The 2010 round in an SCC hazard detection and repair program by TransCanada Corp., dating back to the mid-1990s, found nine possible trouble sites on its Trans Quebec and Maritimes Pipeline (TQM), the NEB has disclosed.
But the discoveries coincided with a board safety review expected to generate reclassifications of the potentially afflicted TQM segments. The review was launched to keep up with real estate development along the pipeline route across French Canada. TransCanada postponed digging up the flagged spots for further investigation and repair until the review is completed and new construction standards for the locations are determined.
Safety reclassifications require increased precautions such as installations of concrete slabs to reinforce the pipeline. The potential SCC sites are “anomalies” that may turn out to be the plague’s characteristic spider web-like networks of spreading cracks. Causes remain a mystery.
The irregularities are subtle hairlines detected by roving in-line inspection robots known as pigs that probe pipe walls from the inside with ultrasound. To confirm whether the odd spots are hazards, the pipe has to be unearthed for visual checkups.

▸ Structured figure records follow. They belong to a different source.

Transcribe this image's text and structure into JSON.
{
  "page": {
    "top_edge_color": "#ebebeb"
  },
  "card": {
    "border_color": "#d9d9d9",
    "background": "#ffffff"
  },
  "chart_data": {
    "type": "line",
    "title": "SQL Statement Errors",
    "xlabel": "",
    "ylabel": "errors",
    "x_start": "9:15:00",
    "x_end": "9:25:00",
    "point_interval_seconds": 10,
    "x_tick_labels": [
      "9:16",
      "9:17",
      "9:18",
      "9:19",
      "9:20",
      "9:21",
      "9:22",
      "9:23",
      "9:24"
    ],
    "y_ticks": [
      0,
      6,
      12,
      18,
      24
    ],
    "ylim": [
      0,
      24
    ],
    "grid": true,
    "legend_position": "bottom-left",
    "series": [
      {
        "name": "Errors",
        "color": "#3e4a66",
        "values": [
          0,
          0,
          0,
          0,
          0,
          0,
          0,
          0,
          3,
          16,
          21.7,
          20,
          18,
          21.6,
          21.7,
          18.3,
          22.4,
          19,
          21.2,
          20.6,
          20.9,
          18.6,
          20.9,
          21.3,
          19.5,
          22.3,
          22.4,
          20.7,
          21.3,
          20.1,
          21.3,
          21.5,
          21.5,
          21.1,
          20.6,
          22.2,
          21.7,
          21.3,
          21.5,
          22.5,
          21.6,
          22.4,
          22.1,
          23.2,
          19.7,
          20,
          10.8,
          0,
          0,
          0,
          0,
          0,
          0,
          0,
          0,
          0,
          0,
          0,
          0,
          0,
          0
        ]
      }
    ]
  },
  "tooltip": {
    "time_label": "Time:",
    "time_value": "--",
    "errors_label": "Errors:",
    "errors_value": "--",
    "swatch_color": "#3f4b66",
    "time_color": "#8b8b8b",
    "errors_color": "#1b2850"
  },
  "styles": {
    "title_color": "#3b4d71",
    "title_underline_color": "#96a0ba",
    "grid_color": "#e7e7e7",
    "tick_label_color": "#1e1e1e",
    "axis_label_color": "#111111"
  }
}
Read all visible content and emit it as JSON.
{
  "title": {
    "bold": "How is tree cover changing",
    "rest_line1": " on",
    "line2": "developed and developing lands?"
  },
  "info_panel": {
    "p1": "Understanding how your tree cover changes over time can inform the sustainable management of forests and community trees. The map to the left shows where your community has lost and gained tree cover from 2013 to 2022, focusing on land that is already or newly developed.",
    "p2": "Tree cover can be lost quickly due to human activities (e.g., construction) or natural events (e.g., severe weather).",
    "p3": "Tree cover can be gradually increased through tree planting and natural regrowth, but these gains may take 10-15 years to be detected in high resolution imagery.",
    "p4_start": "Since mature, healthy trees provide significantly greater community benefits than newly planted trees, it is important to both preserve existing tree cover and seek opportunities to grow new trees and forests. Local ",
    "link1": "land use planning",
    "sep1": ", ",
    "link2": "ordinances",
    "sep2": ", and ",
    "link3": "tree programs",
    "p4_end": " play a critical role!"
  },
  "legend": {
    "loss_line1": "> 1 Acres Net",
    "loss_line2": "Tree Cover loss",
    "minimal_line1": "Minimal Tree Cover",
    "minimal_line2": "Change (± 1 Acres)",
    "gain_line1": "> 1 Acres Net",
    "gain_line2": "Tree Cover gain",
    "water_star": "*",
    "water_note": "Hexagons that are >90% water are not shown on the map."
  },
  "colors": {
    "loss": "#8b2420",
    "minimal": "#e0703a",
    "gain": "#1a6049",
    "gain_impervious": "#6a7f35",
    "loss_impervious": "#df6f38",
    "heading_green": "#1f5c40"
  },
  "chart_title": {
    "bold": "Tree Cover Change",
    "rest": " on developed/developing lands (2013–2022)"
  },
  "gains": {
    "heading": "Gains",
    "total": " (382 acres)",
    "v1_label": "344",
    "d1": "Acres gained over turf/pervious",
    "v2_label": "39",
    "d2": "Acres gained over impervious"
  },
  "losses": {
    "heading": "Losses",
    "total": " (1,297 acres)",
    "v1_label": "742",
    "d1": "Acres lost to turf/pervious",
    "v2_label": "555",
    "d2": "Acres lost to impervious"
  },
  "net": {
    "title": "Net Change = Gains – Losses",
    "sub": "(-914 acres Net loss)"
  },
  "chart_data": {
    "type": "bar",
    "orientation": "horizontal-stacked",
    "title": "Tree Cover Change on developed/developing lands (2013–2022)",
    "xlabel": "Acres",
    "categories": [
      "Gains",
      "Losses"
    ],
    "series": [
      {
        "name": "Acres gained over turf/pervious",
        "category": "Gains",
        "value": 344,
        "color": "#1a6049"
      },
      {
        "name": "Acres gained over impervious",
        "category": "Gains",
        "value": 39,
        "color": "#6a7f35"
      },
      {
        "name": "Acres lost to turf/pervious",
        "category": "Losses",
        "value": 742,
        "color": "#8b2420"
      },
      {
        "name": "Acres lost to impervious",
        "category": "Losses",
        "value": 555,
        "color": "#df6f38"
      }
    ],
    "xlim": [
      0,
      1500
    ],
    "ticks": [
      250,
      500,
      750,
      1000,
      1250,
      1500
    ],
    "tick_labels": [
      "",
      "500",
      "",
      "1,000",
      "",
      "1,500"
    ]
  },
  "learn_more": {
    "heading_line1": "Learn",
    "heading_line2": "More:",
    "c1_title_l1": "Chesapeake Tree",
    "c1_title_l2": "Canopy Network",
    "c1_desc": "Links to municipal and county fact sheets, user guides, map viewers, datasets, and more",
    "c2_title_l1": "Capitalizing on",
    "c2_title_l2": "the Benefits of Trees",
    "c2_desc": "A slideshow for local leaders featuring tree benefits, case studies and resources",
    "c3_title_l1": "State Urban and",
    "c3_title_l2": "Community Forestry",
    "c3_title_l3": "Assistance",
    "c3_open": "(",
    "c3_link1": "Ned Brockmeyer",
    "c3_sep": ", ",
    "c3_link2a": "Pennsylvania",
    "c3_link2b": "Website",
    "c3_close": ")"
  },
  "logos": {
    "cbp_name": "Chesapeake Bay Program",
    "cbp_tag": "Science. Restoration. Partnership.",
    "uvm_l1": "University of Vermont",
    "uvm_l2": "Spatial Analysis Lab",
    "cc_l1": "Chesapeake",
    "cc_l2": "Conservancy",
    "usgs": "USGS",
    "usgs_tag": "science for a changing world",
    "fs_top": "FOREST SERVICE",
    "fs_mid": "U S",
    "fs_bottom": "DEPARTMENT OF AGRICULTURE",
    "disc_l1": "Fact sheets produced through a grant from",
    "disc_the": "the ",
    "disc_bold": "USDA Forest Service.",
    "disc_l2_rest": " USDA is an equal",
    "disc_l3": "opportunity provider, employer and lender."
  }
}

In an order this month, the NEB directed TransCanada to do the investigative digs on TQM without waiting for completion of the safety standards reclassifications. A deadline of Oct. 7 was set for reporting the results.
While the work proceeds, TransCanada was also ordered to reduce operating pressure in the TQM segments under investigation to 90% of their levels over the previous 60 days. The October deadline ensures that the safety investigation work will be done before the onset of high heating-season demand for gas.
The SCC hunt has been a Canadian industry institution since the NEB handed down results of an inquiry into the pipe affliction in 1996. The probe was triggered by 22 pipeline accidents including a dozen outright ruptures and 10 leaks.
The inquiry uncovered SCC in all Canadian long-distance pipelines. TransCanada was the worst single victim, accounting for eight of the ruptures including an explosion and fire near homes in Rapid City, Manitoba. The only injury reported was singed fur on a house cat, but the mishap was regarded as a close call and warning to take national action.
A dozen years ago a line break on the NOVA Gas Transmission Ltd. system was believed to have been caused by SCC (see Daily GPI, Feb. 22, 1999).
Although SCC outbreaks are spectacular, they remain rare. The chief cause of pipeline accidents is excavations by construction or other digging activity.
Canada’s most dramatic recent spill — an oil leak that swamped a street and stained houses in Surrey, BC, a Vancouver suburb — resulted from an earth-moving machine banging into the Trans Mountain Pipe Line carrying oil from Alberta to the Pacific coast.
Trans Mountain’s owner, Kinder Morgan Canada, is among companies that have teamed up with the NEB to seek a Canadian version of the U.S. Call Before You Dig telephone line, 811. TransCanada is also supporting the move, along with all the nation’s principal oil and gas trade associations.
The industry is seeking authorization to use 811 as a pipeline information number from the Canadian Radio-Television and Telecommunications Commission (CRTC). The case is in a public comment stage, with no target date set yet for a decision and implementation of the call-center plan.
In Canada the 811 number is only used in four of the 10 provinces for buried communications systems. The new proposal calls for national use of 811 to dispense information on all buried infrastructure such as electricity, water and sanitation lines as well as oil and gas pipelines.
“The greatest threat to the continued, uninterrupted operation of these critical infrastructure networks is unintended damage during excavation of the soil. Easy public access via 811 to locate services prior to excavation is the best way to prevent disruption,” said the CRTC application. The package includes photos of the U.S. system, which uses an array of displays ranging from promotional hats to big billboards and narrow vertical signs on posts where buried services cross fences.